Speaker: | Tomohiko Mizutani |
Department of Mathematical and Computing Sciences | |
Tokyo Institute of Technology |
Title: Computing all isolated solutions of a polynomial system of equations
using a polyhedral homotopy method
Abstract:
The polyhedral homotopy (B.Huber and B.Sturmfels (1995)) has been established as a powerful numerical method for computing all isolated solutions of a polynomial system of equations in complex variables. Finding all mixed cells of the support of a polynomial system plays an essential role in this method. Using the mixed cells, we construct a family of polyhedral homotopy functions between start systems, whose zeros can be computed easily, and the original polynomial system.

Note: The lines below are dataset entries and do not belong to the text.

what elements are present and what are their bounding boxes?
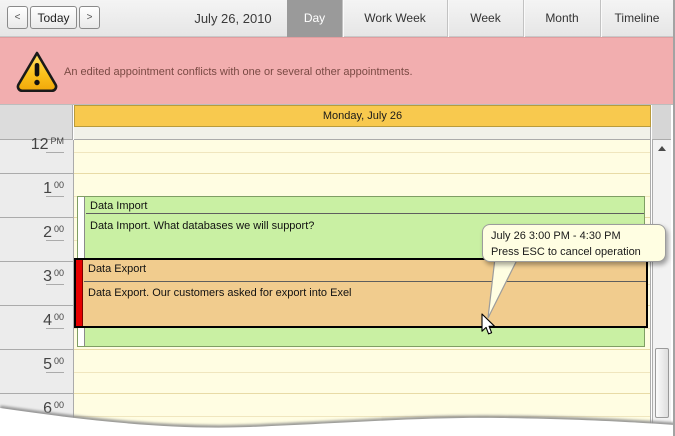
drag-tooltip-time-range: July 26 3:00 PM - 4:30 PM <box>491 230 621 242</box>
toolbar: < Today > July 26, 2010 Day Work Week We… <box>0 0 673 37</box>
time-ruler: 12 PM 1 00 2 00 3 00 4 00 5 00 6 00 <box>0 136 74 436</box>
day-view-viewport: 12 PM 1 00 2 00 3 00 4 00 5 00 6 00 <box>0 136 673 436</box>
hour-line <box>0 393 73 394</box>
half-hour-tick <box>46 196 64 197</box>
view-tabs: Day Work Week Week Month Timeline <box>287 0 673 37</box>
appointment-title: Data Import <box>90 200 148 212</box>
appointment-title-separator <box>84 281 646 282</box>
time-label-3pm: 3 00 <box>43 268 64 285</box>
appointment-title: Data Export <box>88 263 147 275</box>
scroll-up-button[interactable] <box>653 140 671 156</box>
tab-week[interactable]: Week <box>447 0 523 37</box>
today-button[interactable]: Today <box>30 6 77 29</box>
conflict-warning-message: An edited appointment conflicts with one… <box>64 65 413 78</box>
all-day-area[interactable] <box>74 127 651 140</box>
appointment-description: Data Import. What databases we will supp… <box>90 220 315 232</box>
appointment-title-separator <box>86 213 644 214</box>
time-label-4pm: 4 00 <box>43 312 64 329</box>
tab-day[interactable]: Day <box>287 0 342 37</box>
half-hour-tick <box>46 372 64 373</box>
half-hour-tick <box>46 152 64 153</box>
time-label-2pm: 2 00 <box>43 224 64 241</box>
drag-tooltip-hint: Press ESC to cancel operation <box>491 246 641 258</box>
time-ruler-corner-cell <box>0 105 73 140</box>
tab-timeline[interactable]: Timeline <box>600 0 673 37</box>
hour-line <box>0 305 73 306</box>
scroll-down-button[interactable] <box>653 422 671 436</box>
appointment-data-export-dragging[interactable]: Data Export Data Export. Our customers a… <box>74 258 648 328</box>
tab-work-week[interactable]: Work Week <box>342 0 447 37</box>
previous-day-button[interactable]: < <box>7 6 28 29</box>
scroll-up-icon <box>658 145 666 151</box>
current-date-label: July 26, 2010 <box>194 11 272 26</box>
warning-triangle-icon <box>16 51 58 92</box>
scroll-down-icon <box>658 427 666 433</box>
hour-line <box>0 349 73 350</box>
time-label-5pm: 5 00 <box>43 356 64 373</box>
vertical-scrollbar[interactable] <box>652 140 671 436</box>
hour-line <box>0 173 73 174</box>
drag-tooltip: July 26 3:00 PM - 4:30 PM Press ESC to c… <box>482 224 666 262</box>
hour-line <box>0 217 73 218</box>
day-header-band: Monday, July 26 <box>0 104 673 140</box>
day-column-header[interactable]: Monday, July 26 <box>74 105 651 127</box>
hour-line <box>0 261 73 262</box>
scrollbar-thumb[interactable] <box>655 348 669 418</box>
conflict-warning-banner: An edited appointment conflicts with one… <box>0 37 673 104</box>
next-day-button[interactable]: > <box>79 6 100 29</box>
half-hour-tick <box>46 240 64 241</box>
half-hour-tick <box>46 284 64 285</box>
time-label-1pm: 1 00 <box>43 180 64 197</box>
scrollbar-header-corner <box>652 105 671 140</box>
half-hour-tick <box>46 328 64 329</box>
appointment-status-strip-busy <box>76 260 83 326</box>
time-label-6pm: 6 00 <box>43 400 64 417</box>
mouse-cursor-icon <box>481 313 496 335</box>
time-label-12pm: 12 PM <box>30 136 64 153</box>
tab-month[interactable]: Month <box>523 0 600 37</box>
appointment-description: Data Export. Our customers asked for exp… <box>88 287 352 299</box>
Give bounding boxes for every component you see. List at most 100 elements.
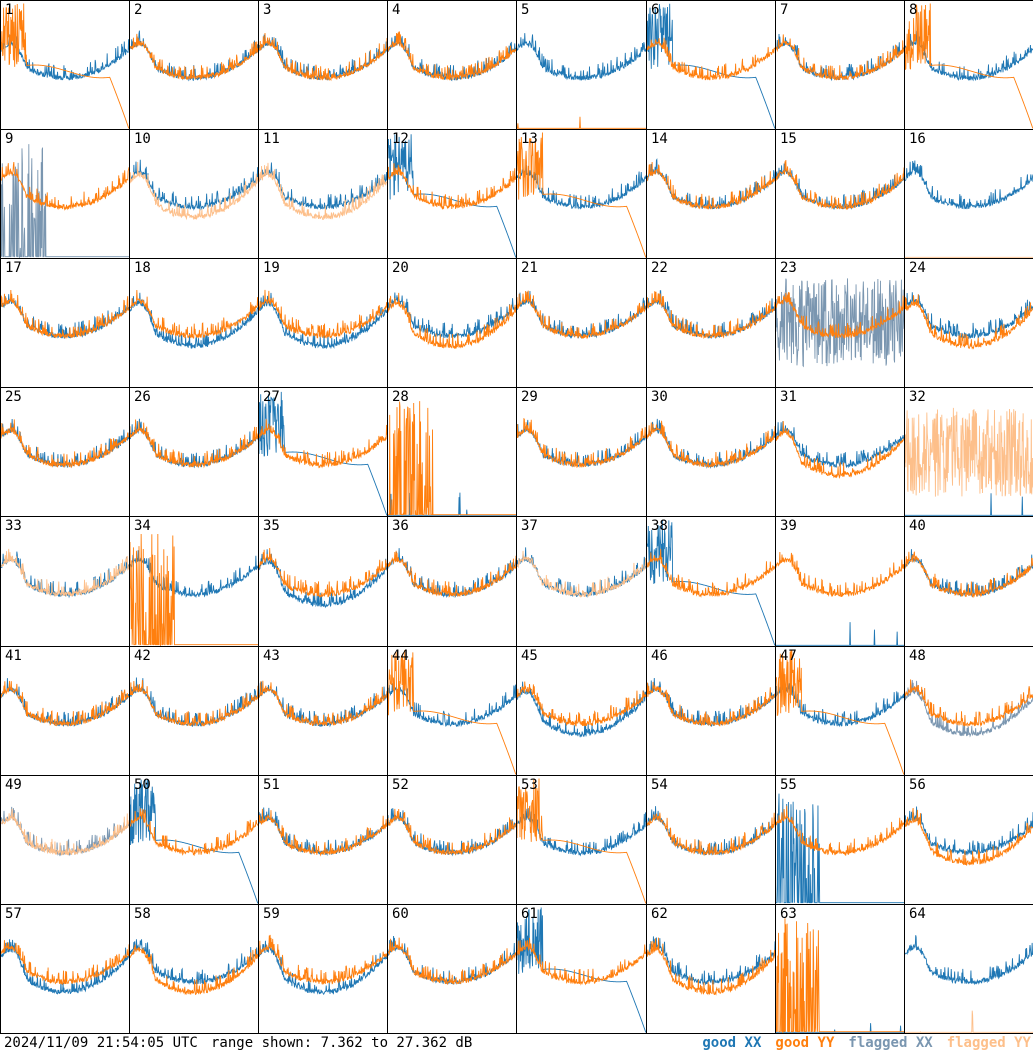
- panel-number: 56: [909, 777, 926, 793]
- series-good-yy-21: [517, 291, 646, 339]
- series-good-xx-12: [388, 134, 516, 257]
- series-good-xx-64: [905, 935, 1033, 984]
- panel-28: 28: [387, 387, 517, 517]
- panel-64: 64: [904, 904, 1033, 1034]
- series-good-yy-13: [517, 133, 646, 258]
- series-flagged-yy-10: [130, 162, 258, 219]
- panel-32: 32: [904, 387, 1033, 517]
- panel-number: 54: [651, 777, 668, 793]
- panel-number: 26: [134, 389, 151, 405]
- panel-number: 20: [392, 260, 409, 276]
- series-flagged-yy-37: [517, 551, 646, 597]
- panel-number: 18: [134, 260, 151, 276]
- panel-plot: [1, 517, 129, 646]
- panel-plot: [647, 259, 775, 387]
- panel-24: 24: [904, 258, 1033, 388]
- panel-number: 59: [263, 906, 280, 922]
- panel-number: 34: [134, 518, 151, 534]
- series-good-yy-28: [388, 401, 516, 515]
- panel-number: 36: [392, 518, 409, 534]
- panel-plot: [776, 905, 904, 1033]
- panel-plot: [905, 905, 1033, 1033]
- series-good-yy-53: [517, 779, 646, 904]
- panel-22: 22: [646, 258, 776, 388]
- panel-5: 5: [516, 0, 647, 130]
- panel-number: 24: [909, 260, 926, 276]
- series-good-xx-44: [388, 679, 516, 726]
- series-good-yy-59: [259, 935, 387, 984]
- series-flagged-yy-32: [905, 408, 1033, 497]
- series-flagged-yy-64: [905, 1011, 1033, 1033]
- panel-number: 64: [909, 906, 926, 922]
- series-good-xx-13: [517, 165, 646, 209]
- panel-25: 25: [0, 387, 130, 517]
- series-good-yy-58: [130, 945, 258, 995]
- panel-plot: [647, 647, 775, 775]
- panel-12: 12: [387, 129, 517, 259]
- series-good-xx-27: [259, 392, 387, 516]
- panel-plot: [776, 776, 904, 904]
- panel-31: 31: [775, 387, 905, 517]
- series-good-xx-8: [905, 31, 1033, 80]
- panel-36: 36: [387, 516, 517, 647]
- panel-number: 16: [909, 131, 926, 147]
- series-good-yy-63: [776, 918, 904, 1032]
- series-good-xx-15: [776, 164, 904, 210]
- panel-plot: [130, 388, 258, 516]
- panel-61: 61: [516, 904, 647, 1034]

Starting from all solutions of every start system, we then trace all solution curves, which reach isolated solutions of the original system, of every polyhedral homotopy functions.
In this talk, we first survey the polyhedral homotopy method, and next present an efficient enumeration algorithm for all mixed cells. Finding all mixed cells is formulated via an linear programming problem as a vertex enumeration problem of a polyhedral set with an additional combinatorial condition. It is essential in computational efficiency how we construct an enumeration tree among a family of linear inequalities induced from the enumeration problem. Our method constructs an enumeration tree dynamically so that we can prune a lot of worthless subtrees which do not contain any mixed cells. We show by numerical results that our dynamic method works very more efficiently on larger scale polynomial systems than existing methods.
Joint work with Masakazu Kojima and Akiko Takeda.